Slaats Sophie, Meyer Antje S, Martin Andrea E
Max Planck Institute for Psycholinguistics, Nijmegen, Netherlands.
Department of Basic Neurosciences, University of Geneva, Geneva, Switzerland.
Neurobiol Lang (Camb). 2024 Oct 11;5(4):942-980. doi: 10.1162/nol_a_00155. eCollection 2024.
When we understand language, we recognize words and combine them into sentences. In this article, we explore the hypothesis that listeners use probabilistic information about words to build syntactic structure. Recent work has shown that lexical probability and syntactic structure both modulate the delta-band (<4 Hz) neural signal. Here, we investigated whether the neural encoding of syntactic structure changes as a function of the distributional properties of a word. To this end, we analyzed MEG data of 24 native speakers of Dutch who listened to three fairytales with a total duration of 49 min. Using temporal response functions and a cumulative model-comparison approach, we evaluated the contributions of syntactic and distributional features to the variance in the delta-band neural signal. This revealed that lexical surprisal values (a distributional feature), as well as bottom-up node counts (a syntactic feature) positively contributed to the model of the delta-band neural signal. Subsequently, we compared responses to the syntactic feature between words with high- and low-surprisal values. This revealed a delay in the response to the syntactic feature as a consequence of the surprisal value of the word: high-surprisal values were associated with a delayed response to the syntactic feature by 150-190 ms. The delay was not affected by word duration, and did not have a lexical origin. These findings suggest that the brain uses probabilistic information to infer syntactic structure, and highlight an importance for the role of time in this process.

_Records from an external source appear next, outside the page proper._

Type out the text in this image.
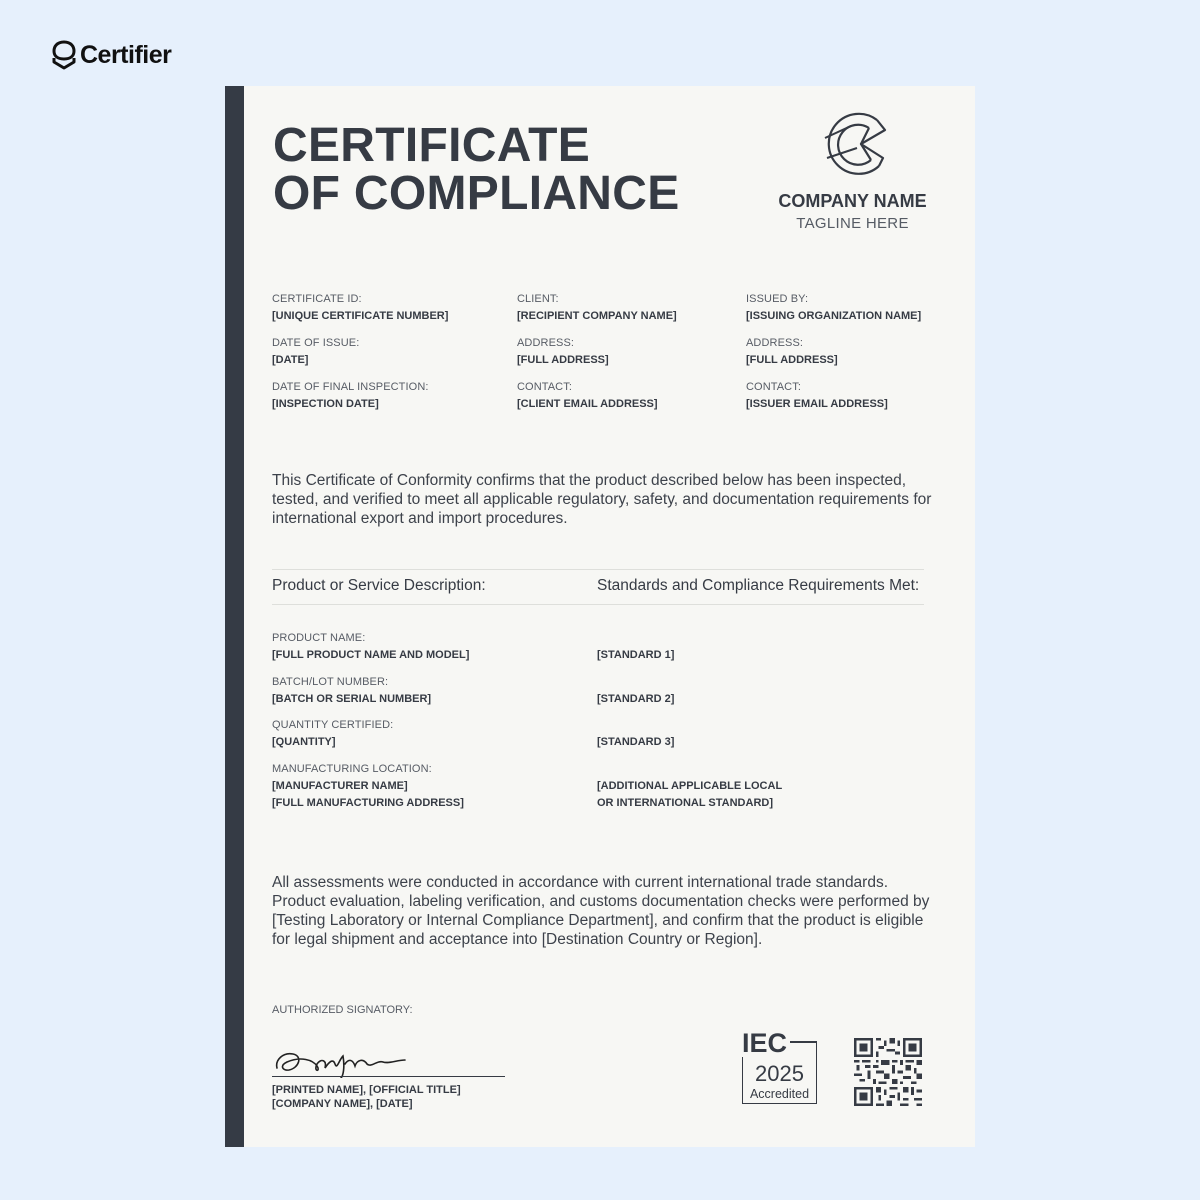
Certifier
CERTIFICATE
OF COMPLIANCE	COMPANY NAME
TAGLINE HERE
CERTIFICATE ID:
[UNIQUE CERTIFICATE NUMBER]
DATE OF ISSUE:
[DATE]
DATE OF FINAL INSPECTION:
[INSPECTION DATE]
CLIENT:
[RECIPIENT COMPANY NAME]
ADDRESS:
[FULL ADDRESS]
CONTACT:
[CLIENT EMAIL ADDRESS]
ISSUED BY:
[ISSUING ORGANIZATION NAME]
ADDRESS:
[FULL ADDRESS]
CONTACT:
[ISSUER EMAIL ADDRESS]
This Certificate of Conformity confirms that the product described below has been inspected, tested, and verified to meet all applicable regulatory, safety, and documentation requirements for international export and import procedures.
Product or Service Description:	Standards and Compliance Requirements Met:
PRODUCT NAME:
[FULL PRODUCT NAME AND MODEL]
BATCH/LOT NUMBER:
[BATCH OR SERIAL NUMBER]
QUANTITY CERTIFIED:
[QUANTITY]
MANUFACTURING LOCATION:
[MANUFACTURER NAME]
[FULL MANUFACTURING ADDRESS]
[STANDARD 1]
[STANDARD 2]
[STANDARD 3]
[ADDITIONAL APPLICABLE LOCAL
OR INTERNATIONAL STANDARD]
All assessments were conducted in accordance with current international trade standards. Product evaluation, labeling verification, and customs documentation checks were performed by [Testing Laboratory or Internal Compliance Department], and confirm that the product is eligible for legal shipment and acceptance into [Destination Country or Region].
AUTHORIZED SIGNATORY:
[PRINTED NAME], [OFFICIAL TITLE]
[COMPANY NAME], [DATE]
IEC
2025
Accredited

当我们理解语言时,我们识别单词并将它们组合成句子。在本文中,我们探讨了一个假设,即听众使用单词的概率信息来构建句法结构。最近的研究表明,词汇概率和句法结构都会调节δ波段(<4 Hz)神经信号。在这里,我们研究了句法结构的神经编码是否会随着单词的分布特性而变化。为此,我们分析了24名以荷兰语为母语的人的脑磁图(MEG)数据,这些人听了总时长为49分钟的三个童话故事。使用时间响应函数和累积模型比较方法,我们评估了句法和分布特征对δ波段神经信号方差的贡献。这表明词汇意外值(一种分布特征)以及自下而上的节点计数(一种句法特征)对δ波段神经信号模型有正向贡献。随后,我们比较了对具有高意外值和低意外值的单词的句法特征的反应。这揭示了由于单词的意外值,对句法特征的反应存在延迟:高意外值与对句法特征的反应延迟150 - 190毫秒相关。这种延迟不受单词时长的影响,也不是由词汇引起的。这些发现表明大脑使用概率信息来推断句法结构,并突出了时间在此过程中的重要作用。